Brasil

Você está aqui: Página Inicial / Brasil / Rosa Maria Araujo: Bolsonaro destrói o legado de Getúlio

Rosa Maria Araujo: Bolsonaro destrói o legado de Getúlio

Quem vai botar o retrato do Velho outra vez?
publicado 11/12/2018
Comments
Getulio.jpg

Retrato de Getúlio na comemoração do 1o. de Maio de 1942, Estádio de São Januário, Rio.

Da historiadora Rosa Maria Araujo, no Globo Overseas:

Trabalho vulnerável


Criado por Getúlio Vargas no âmbito da Revolução de 1930, o Ministério do Trabalho completou 88 anos. As diversas reformas administrativas que se realizaram desde então, quase sempre para enxugar a máquina do governo federal, nunca tinham ameaçado a pasta do Trabalho, sendo o presidente eleito Jair Bolsonaro o primeiro na história republicana a despedaçá-lo. Ele declarou que o país tem direitos demais, que os empresários pagam muitos tributos, que é preciso flexibilizar a legislação trabalhista para destravar a economia. Garantir direitos da Constituição, mas retirar tópicos da CLT.

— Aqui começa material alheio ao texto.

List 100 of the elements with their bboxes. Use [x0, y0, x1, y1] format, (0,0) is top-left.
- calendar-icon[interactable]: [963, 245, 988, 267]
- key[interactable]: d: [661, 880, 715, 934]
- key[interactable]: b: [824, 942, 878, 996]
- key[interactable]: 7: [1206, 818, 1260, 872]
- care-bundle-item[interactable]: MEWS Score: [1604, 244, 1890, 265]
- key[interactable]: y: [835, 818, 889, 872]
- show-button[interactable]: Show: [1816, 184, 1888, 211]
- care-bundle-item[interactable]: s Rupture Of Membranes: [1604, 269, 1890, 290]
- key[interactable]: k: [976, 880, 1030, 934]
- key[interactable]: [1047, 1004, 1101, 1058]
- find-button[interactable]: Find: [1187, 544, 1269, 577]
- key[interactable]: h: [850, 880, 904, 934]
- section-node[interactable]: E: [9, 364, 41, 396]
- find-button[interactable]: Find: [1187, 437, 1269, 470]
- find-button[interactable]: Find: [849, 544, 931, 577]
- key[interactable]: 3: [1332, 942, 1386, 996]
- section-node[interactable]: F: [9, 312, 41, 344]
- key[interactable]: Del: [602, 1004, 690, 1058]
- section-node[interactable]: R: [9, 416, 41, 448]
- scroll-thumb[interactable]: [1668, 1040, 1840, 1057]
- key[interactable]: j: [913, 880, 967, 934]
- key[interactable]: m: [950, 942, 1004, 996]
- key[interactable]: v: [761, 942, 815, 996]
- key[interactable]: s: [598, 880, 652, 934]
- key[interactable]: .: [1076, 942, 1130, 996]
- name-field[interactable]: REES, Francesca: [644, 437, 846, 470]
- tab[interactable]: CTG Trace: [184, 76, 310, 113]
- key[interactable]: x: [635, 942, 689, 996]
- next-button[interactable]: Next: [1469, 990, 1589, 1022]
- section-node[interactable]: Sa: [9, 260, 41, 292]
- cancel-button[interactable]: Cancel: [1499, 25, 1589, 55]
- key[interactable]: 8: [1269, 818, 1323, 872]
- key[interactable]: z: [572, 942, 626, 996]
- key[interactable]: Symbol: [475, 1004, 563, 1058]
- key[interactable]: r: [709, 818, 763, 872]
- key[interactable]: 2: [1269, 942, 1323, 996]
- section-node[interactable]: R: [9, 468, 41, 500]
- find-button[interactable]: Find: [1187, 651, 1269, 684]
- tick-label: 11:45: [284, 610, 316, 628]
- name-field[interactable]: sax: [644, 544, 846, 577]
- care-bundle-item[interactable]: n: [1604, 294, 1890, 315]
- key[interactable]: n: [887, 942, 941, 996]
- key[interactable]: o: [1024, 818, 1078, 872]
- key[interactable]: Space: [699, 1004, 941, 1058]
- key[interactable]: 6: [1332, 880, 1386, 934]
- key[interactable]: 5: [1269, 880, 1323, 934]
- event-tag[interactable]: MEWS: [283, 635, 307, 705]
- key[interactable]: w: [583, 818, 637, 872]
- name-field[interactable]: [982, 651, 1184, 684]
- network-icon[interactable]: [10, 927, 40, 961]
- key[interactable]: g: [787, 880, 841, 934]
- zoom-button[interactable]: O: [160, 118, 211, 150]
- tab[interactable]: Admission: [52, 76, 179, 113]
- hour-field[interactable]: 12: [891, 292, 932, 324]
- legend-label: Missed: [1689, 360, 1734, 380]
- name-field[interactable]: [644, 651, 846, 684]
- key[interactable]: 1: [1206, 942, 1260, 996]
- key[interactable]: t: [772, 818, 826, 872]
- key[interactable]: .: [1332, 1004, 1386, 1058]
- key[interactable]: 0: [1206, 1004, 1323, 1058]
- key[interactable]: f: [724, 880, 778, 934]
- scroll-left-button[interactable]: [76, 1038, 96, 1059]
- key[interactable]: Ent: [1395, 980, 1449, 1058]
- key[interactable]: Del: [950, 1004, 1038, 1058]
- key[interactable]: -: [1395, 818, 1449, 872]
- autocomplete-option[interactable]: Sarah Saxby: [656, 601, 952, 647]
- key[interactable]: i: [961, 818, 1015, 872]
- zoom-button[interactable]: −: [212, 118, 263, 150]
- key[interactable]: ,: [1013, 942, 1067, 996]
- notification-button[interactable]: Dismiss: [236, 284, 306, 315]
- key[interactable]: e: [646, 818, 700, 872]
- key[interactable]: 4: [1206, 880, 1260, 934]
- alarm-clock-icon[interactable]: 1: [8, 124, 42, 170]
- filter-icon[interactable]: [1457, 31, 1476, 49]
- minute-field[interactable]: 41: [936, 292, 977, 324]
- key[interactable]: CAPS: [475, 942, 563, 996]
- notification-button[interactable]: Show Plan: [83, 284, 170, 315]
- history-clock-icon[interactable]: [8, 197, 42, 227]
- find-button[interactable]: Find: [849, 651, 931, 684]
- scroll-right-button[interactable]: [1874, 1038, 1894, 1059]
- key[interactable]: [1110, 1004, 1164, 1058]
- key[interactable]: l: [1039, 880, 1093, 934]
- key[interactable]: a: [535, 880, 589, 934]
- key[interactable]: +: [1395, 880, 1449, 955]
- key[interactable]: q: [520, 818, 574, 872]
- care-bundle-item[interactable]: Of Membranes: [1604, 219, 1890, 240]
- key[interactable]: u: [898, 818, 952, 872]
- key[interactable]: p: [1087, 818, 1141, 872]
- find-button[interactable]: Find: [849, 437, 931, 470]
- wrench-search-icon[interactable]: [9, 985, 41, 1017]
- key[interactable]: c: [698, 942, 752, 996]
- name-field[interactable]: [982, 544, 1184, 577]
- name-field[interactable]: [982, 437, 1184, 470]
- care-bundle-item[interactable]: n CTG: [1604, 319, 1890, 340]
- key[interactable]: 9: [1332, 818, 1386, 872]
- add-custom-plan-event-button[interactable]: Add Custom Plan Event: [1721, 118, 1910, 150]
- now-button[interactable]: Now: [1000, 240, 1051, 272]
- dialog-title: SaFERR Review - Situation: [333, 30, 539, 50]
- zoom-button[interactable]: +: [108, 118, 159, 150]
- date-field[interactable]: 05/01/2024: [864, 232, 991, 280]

Ao contrário desta visão, o momento brasileiro requer a valorização do trabalho. Segundo o IBGE, o Brasil tem hoje mais de 13 milhões de desempregados. Terceirizar atividade fim não cria novos empregos, apenas reduz os salários dos ainda existentes e prejudica o lado frágil, nas negociações por benefícios trabalhistas. O temor de encarecer o custo da mão de obra é legítimo mas, comparada à de outros países, nossa mão de obra é muito barata. Nem sempre se pode deixar o mercado agir livremente.

O Brasil é visto hoje como o país do desemprego, destaque mundial em acidentes de trabalho, com um sindicalismo ainda incipiente, e de formação precária da mão de obra. O Ministério do Trabalho tem funções primordiais. Ele faz normas, avalia programas federais, implementa políticas para o setor e estabelece prioridades na aplicação dos recursos públicos, dentre inúmeras outras funções.

As primeiras medidas de proteção ao trabalhador no Brasil datam do século XIX. A República inaugura leis sindicais em 1891 e 1919. O período que antecede à Revolução de 30 é marcado por greves. Poucas categorias profissionais tinham garantias fundamentais. O Governo Provisório de Getúlio Vargas cria instituições para reformar o sistema politico, econômico e social. Em seu discurso de posse, Vargas afirma que o novo ministério chega para superintender a questão social, defendendo o trabalhador urbano e rural. Não devemos esquecer que Washington Luiz, seu concorrente na campanha eleitoral, havia declarado que a questão operária era mais afeita à ordem pública do que à ordem social, o que caiu no domínio público como “a questão social é caso de polícia”.

Em 1930, Vargas escolhe para ministro do Trabalho um dos líderes da Revolução, seu correligionário gaúcho, o jornalista Lindolfo Collor, avô do futuro presidente Fernando Collor. Sua curta gestão no ministério deixou marcas na proteção do trabalhador, no combate ao desemprego, nas medidas de previdência social e na sindicalização.

Anos depois, Lindolfo Collor dizia que o ministério parecia “para uns, comunismo mal disfarçado e para outros, reacionarismo comandado pelo capitalismo internacional”. De fato, o Ministério do Trabalho, em todo o período Vargas, serviu de para-choque de conflitos entre trabalhador e patrão.

Em 1933 é criada a Carteira de Trabalho. Em 1º de maio de 1940, em pleno Estado Novo, é instituído o salário mínimo para garantir as necessidades básicas do trabalhador, como habitação, vestuário, transporte, higiene, alimentação e recreação. Em1943 é promulgada a Consolidação das Leis do Trabalho, a CLT.

Menosprezar o papel do Ministério do Trabalho seria um retrocesso. As reformas recentes na legislação, feitas às pressas, já significaram uma grande perda para o trabalhador, como observaram várias associações de juízes do Trabalho. Nem tudo é economia. Onde fica o direito social?

O equilíbrio das relações entre trabalhadores e empregadores precisa ter no seio do Poder Executivo o espaço definido pelo Ministério do Trabalho. A valorização do trabalho é magistralmente retratada na música popular brasileira da Era Vargas, tanto nas marchinhas quanto nos sambas de carnaval.

Será preciso botar o retrato do “Velho”? Ou cantar que o bonde São Januário leva mais um operário?